Кадыр-ака приложил руку к сердцу и бегом пустился со двора, а Масуд крикнул в спину ему:

— Керосин не забудьте!

Темнело довольно быстро. Пустое прозрачное небо затекало чернотой. И в этой черноте вспыхнули и задрожали поначалу бледные звезды, становясь все ярче.

Масуд вытер парты от пыли, перебрал книги и тетради, лежавшие в комнатах, на подоконниках. В одной комнате наткнулся на списки учеников, написанные двумя почерками. Абдулладжан и Абиджан… Они еще присутствовали здесь. Списки были сделаны на больших листах в полосочку, похоже, из какой-то старой бухгалтерской книги, над полосочками бежали крестики, отмечавшие посещение учениками школы. Бо́льшую часть крестиков поставил Абдулладжан, меньшую Абиджан… Он проучительствовал здесь совсем немного. Пальцев хватит дни пересчитать… И — камнем по голове, у реки. Кто? Кто?

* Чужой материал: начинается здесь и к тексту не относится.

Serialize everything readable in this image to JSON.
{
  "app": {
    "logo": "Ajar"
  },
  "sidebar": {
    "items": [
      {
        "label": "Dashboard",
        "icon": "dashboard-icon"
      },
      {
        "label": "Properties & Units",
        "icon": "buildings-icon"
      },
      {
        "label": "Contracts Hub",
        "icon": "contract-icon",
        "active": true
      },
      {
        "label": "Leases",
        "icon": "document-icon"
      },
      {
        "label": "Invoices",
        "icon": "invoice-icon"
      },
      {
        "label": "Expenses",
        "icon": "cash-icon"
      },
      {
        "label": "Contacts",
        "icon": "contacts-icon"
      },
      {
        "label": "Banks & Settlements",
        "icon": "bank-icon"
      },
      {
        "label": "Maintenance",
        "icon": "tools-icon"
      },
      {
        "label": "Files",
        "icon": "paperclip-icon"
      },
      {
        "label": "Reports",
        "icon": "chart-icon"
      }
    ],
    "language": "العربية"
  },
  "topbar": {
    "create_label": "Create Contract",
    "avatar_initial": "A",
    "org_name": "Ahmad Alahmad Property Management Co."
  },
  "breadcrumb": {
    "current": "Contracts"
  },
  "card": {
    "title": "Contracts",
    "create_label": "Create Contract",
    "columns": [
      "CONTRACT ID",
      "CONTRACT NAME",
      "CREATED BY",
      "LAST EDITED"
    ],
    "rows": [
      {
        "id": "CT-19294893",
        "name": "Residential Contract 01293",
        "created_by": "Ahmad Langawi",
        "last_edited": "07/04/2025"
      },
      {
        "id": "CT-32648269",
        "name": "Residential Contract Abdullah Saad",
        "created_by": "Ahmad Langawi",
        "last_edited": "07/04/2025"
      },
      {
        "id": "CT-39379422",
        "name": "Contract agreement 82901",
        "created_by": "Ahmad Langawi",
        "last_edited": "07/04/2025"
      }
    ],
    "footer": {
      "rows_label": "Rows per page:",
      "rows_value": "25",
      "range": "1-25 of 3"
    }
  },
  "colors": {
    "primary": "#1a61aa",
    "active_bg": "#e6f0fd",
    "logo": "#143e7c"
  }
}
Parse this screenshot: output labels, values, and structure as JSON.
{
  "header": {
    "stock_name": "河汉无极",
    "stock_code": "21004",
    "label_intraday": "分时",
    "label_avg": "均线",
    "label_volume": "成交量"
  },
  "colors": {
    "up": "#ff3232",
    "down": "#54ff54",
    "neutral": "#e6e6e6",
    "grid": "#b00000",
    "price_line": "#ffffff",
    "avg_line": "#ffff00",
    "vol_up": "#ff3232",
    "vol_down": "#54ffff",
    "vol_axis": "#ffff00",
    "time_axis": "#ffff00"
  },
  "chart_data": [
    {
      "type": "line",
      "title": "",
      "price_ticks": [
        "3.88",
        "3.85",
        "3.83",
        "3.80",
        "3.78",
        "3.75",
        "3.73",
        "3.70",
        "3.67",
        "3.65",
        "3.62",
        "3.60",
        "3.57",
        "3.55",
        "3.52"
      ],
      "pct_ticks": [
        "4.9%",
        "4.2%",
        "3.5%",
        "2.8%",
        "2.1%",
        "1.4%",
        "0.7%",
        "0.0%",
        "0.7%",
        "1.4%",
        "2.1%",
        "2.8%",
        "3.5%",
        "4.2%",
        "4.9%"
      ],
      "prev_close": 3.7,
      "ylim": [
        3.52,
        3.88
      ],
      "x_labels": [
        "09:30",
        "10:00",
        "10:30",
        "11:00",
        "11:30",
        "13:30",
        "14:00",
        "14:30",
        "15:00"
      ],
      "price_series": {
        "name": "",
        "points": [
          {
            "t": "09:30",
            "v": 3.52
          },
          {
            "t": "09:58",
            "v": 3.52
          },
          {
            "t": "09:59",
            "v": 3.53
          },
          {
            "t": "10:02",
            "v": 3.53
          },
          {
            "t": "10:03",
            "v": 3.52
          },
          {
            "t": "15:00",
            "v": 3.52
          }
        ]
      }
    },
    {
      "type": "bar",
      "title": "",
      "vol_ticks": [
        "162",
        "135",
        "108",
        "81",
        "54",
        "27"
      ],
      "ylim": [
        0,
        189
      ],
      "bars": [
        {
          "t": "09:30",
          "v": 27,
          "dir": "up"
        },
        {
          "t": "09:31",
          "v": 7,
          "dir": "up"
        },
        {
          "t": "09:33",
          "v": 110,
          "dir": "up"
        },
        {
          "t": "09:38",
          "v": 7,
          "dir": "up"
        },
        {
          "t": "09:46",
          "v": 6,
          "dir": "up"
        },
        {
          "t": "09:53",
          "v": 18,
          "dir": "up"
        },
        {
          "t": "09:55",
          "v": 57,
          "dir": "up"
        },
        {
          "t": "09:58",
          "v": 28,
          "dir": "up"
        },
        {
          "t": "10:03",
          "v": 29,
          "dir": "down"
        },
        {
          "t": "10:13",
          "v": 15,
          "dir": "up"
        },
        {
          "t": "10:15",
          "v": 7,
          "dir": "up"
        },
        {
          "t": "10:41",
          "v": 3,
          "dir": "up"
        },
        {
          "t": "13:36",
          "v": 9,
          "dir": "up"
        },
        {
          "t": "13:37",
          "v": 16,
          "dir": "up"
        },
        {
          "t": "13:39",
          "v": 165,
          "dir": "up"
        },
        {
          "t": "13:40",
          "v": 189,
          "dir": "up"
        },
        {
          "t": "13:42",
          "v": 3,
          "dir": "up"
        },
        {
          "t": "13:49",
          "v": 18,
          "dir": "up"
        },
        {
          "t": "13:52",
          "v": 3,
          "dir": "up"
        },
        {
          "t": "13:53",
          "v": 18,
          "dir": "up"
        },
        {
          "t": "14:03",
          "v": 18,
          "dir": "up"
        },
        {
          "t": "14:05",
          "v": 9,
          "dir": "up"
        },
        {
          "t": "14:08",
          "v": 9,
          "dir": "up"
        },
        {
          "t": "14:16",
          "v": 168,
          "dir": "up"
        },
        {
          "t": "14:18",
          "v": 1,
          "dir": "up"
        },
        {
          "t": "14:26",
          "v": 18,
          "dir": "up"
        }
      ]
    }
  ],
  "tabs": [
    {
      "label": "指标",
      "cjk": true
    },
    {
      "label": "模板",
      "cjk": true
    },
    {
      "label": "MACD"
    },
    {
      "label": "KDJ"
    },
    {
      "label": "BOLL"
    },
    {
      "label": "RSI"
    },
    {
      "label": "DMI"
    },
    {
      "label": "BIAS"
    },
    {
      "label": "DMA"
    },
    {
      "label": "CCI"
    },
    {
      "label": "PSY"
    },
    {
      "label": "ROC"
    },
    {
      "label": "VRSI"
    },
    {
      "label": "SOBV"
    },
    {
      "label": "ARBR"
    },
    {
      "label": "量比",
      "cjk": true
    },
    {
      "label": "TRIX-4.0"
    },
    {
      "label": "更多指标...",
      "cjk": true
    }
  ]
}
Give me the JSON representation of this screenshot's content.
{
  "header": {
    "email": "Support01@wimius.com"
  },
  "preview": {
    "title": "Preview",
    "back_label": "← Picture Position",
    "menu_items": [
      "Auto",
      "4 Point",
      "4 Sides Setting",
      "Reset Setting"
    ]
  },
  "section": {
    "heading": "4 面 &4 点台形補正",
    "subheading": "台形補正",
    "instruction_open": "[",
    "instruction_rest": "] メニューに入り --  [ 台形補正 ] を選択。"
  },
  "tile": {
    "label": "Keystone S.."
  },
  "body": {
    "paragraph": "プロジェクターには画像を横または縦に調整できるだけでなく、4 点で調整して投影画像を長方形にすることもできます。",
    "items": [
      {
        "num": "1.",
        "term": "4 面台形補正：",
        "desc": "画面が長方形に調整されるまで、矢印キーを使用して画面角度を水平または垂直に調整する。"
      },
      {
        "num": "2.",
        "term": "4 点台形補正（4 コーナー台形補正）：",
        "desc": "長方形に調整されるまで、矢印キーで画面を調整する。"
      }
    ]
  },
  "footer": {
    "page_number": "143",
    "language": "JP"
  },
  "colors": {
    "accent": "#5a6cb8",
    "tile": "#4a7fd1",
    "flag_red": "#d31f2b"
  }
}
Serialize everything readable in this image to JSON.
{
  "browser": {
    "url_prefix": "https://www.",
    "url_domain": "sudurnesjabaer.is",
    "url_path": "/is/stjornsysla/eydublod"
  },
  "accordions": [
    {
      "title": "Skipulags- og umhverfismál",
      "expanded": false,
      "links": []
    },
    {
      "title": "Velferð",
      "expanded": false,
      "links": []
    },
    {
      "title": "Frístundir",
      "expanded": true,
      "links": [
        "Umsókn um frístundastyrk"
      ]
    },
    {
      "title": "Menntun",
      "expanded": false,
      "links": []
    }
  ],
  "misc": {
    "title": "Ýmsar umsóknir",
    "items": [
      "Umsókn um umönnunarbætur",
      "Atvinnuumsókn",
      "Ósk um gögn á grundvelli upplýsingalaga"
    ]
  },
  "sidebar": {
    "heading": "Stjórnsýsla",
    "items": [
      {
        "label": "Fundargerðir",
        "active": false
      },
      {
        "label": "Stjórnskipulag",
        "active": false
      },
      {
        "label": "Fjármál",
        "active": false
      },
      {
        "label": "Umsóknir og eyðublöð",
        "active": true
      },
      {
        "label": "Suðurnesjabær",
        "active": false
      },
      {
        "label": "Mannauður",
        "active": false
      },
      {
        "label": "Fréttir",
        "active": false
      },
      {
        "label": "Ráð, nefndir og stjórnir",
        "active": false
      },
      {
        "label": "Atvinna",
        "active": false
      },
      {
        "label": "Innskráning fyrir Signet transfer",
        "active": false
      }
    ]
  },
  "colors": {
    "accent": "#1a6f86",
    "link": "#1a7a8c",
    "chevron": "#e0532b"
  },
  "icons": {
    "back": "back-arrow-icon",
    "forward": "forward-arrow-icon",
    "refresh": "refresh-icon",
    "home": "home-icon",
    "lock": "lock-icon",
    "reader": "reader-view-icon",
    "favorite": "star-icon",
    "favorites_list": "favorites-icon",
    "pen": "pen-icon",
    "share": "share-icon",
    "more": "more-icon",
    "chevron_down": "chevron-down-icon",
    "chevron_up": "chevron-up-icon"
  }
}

Под списками сохранилась помятая тетрадка с данными об учениках. Слово-два о способностях, имена отцов. И опять — разные почерки… Масуд сел на краю веранды, где было светлее, еще раз разгладил тетрадку на коленях и задумался. Как относятся родители учеников к убийствам учителей? Говорил ли с ними Саттаров об этом? Вряд ли. Встретятся — не забыть спросить. Очень важно это выяснить. Важно, чтобы самые способные малыши не бросили школу. За ними потянутся остальные.

А Саттаров, наверно, занимался только следствием. Кто стрелял? Кто ударил камнем? Ты тоже думаешь об этом, Масуд. Так тебе и жить теперь, пока не раскроется преступление, одному — в двух лицах. А потом? Ну, чего заранее загадывать…

Задумавшись, он не услышал, как недалеко от веранды открылась калитка, ведущая в темный сад. А когда, как от толчка, поднял голову, разглядел в сумраке девушку. Пришлось сразу напрячь зрение, чтобы разобраться получше. Да, девушка… в лакированных сапогах, шелковые шаровары поблескивают, отражая свет далекой луны, которая всплыла и повисла над соседней чинарой. И платье и платок ее в лунных бликах казались голубыми, а может, и были такими. Нет, вот на обшлагах, когда она подняла руки, чтобы опустить платок пониже на лицо, глянцево вспыхнули яркие цветы.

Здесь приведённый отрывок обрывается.